There are multiple and varied substances that can trigger an allergic reaction in many people. These allergens are present in the home and outside, as well, for example: animal dander and secretions, dust mites, cockroaches, molds, some medicines, and some foods. Then there others which are called irritants (which do not involve the autoimmune system) but do cause allergic reactions in the individual. These are also inside and outside, for example: tobacco smoke, strong odors such as paint fumes and gasoline; pollution; cosmetics and fragrances; and cleaning solutions and detergents.
Any individual who experiences a allergic reaction that continues on a regular basis should try to discover the cause of the reaction. Some allergy symptoms are as follows: a runny nose, itchy, watery eyes, coughing and sneezing, and skin rashes. The individual needs to discover what is causing the reaction. The individual’s primary care doctor may refer the person to an allergist who will perform tests in order to discover what allergens or irritants affect the person; the allergist will educate the individual in managing allergies and avoiding the triggers; the allergist may prescribe medications to treat the allergies; and an allergist may treat the individual with immunotherapy (allergy shots).
Once the allergy triggers are identified, the individual can begin eliminating some of those triggers from his/her home. Some of the steps to take will involve a routine of house cleaning, getting rid of heavy drapery and maintaining wooden floors, vacuuming and mopping with natural cleansers. Since dust mites are a huge problem, just cleaning the house and getting rid of stuffed toys, old carpet and drapery will not be sufficient. Also necessary will be the weekly laundering of bed linens in hot temperatures and using encasement covers on the mattress, bedsprings, and pillows.

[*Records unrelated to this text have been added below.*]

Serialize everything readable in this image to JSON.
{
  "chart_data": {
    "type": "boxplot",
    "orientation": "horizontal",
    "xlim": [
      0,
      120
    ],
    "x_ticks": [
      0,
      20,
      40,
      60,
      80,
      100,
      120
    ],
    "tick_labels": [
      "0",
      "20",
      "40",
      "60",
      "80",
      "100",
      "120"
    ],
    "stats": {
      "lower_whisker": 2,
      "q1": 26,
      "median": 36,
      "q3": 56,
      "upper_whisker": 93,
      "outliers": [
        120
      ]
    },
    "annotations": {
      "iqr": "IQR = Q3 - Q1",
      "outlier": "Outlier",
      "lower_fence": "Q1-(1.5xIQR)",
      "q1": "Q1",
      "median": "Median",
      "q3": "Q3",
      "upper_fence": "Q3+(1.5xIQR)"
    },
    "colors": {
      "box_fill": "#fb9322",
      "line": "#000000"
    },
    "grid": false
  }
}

Other steps to take: do not allow any smoking in the home; do not own pets; remove any traces of dampness in the house that may be causing mold, repairing leaks if necessary and getting rid of any unused damp rags or building materials; use only non-allergenic detergents and soaps; tightly seal any paint cans and keep outdoors; if roaches infest the home, hire an exterminator, keep foods put up, counters clean, and garbage outside; and determine to maintain the home’s cleanliness. A wise investment would be an air purifier which would rid the home of many impurities including: dust, pet dander, smoke, pollen and other allergens. The air quality would greatly improve decreasing the frequency of allergic reactions.
With taking these steps, the individual will be pleased to see the results of controlling allergens in the home. Allergy symptoms will be reduced, the individual will definitely sleep better, breathe better, and feel better; he or she may need less allergy medications; and there will be much lower risks of contracting long term health complications such as sinusitis. Once learning how to control allergens in the home, the person will finally feel really at home.